Circus
To enter the circus you must first buy a ticket or agree to place a bet or in some way invest in the outcome. Confident that you know what you’re doing, you shove your hand in your pocket, retrieve a few coins and go into the tent. Here, the music rocks while jugglers juggle. Elephants slyly put on their makeup while waiting their turn to lead a parade. Sometime later, you lose at backgammon. You shrug, head for the bar, talk to a few strangers, meet the manager, tinker with the idea of going back to the hotel. But the exit is not where it used to be, and you’re not feeling all that well.

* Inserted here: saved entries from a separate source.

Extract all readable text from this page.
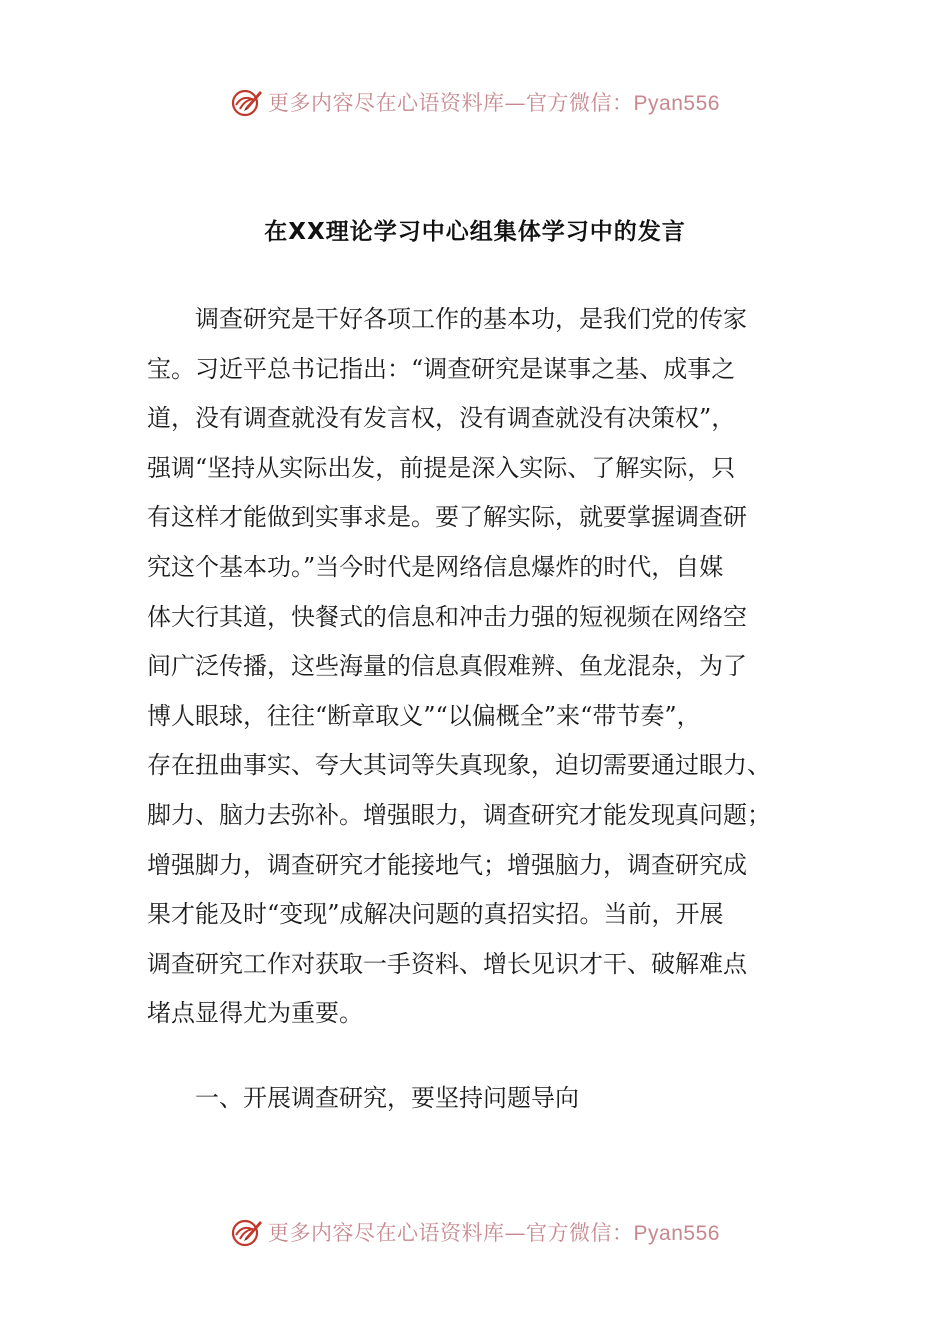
更多内容尽在心语资料库—官方微信：Pyan556
在XX理论学习中心组集体学习中的发言
　　调查研究是干好各项工作的基本功，是我们党的传家
宝。习近平总书记指出：“调查研究是谋事之基、成事之
道，没有调查就没有发言权，没有调查就没有决策权”，
强调“坚持从实际出发，前提是深入实际、了解实际，只
有这样才能做到实事求是。要了解实际，就要掌握调查研
究这个基本功。”当今时代是网络信息爆炸的时代，自媒
体大行其道，快餐式的信息和冲击力强的短视频在网络空
间广泛传播，这些海量的信息真假难辨、鱼龙混杂，为了
博人眼球，往往“断章取义”“以偏概全”来“带节奏”，
存在扭曲事实、夸大其词等失真现象，迫切需要通过眼力、
脚力、脑力去弥补。增强眼力，调查研究才能发现真问题；
增强脚力，调查研究才能接地气；增强脑力，调查研究成
果才能及时“变现”成解决问题的真招实招。当前，开展
调查研究工作对获取一手资料、增长见识才干、破解难点
堵点显得尤为重要。
一、开展调查研究，要坚持问题导向
更多内容尽在心语资料库—官方微信：Pyan556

You awake the next morning to the smell of blood sausage sizzling in a pan. One of the elephants, apparently a good friend of yours, is cooking up a storm in the kitchen. He pours fresh coffee and assures you that you only lost ‘some bitcoins’ at the roulette table and didn’t he and you meet once before in Singapore? You tell him—is it a him?—that you’ve changed your mind about the circus, that you’d rather skip that part of the game, fly back home to Sydney but it seems you’ve misplaced your airline ticket and the price of a new one is just shy of a million what-nots. Also, you owe somebody Park Place and must go directly to jail.
It’s quiet when you surface. The place looks familiar but the rooms are empty. A ‘For Sale’ sign on your lawn is dripping with rain. You’ve either bought the place or you’re selling it. Something jogs your memory, yes, of needing a current, legal document that will prove that the house belongs to you, or once did. A line of lawyers, briefcases in hand, approach the house. The doorbell rings. You cover your head with a pillow.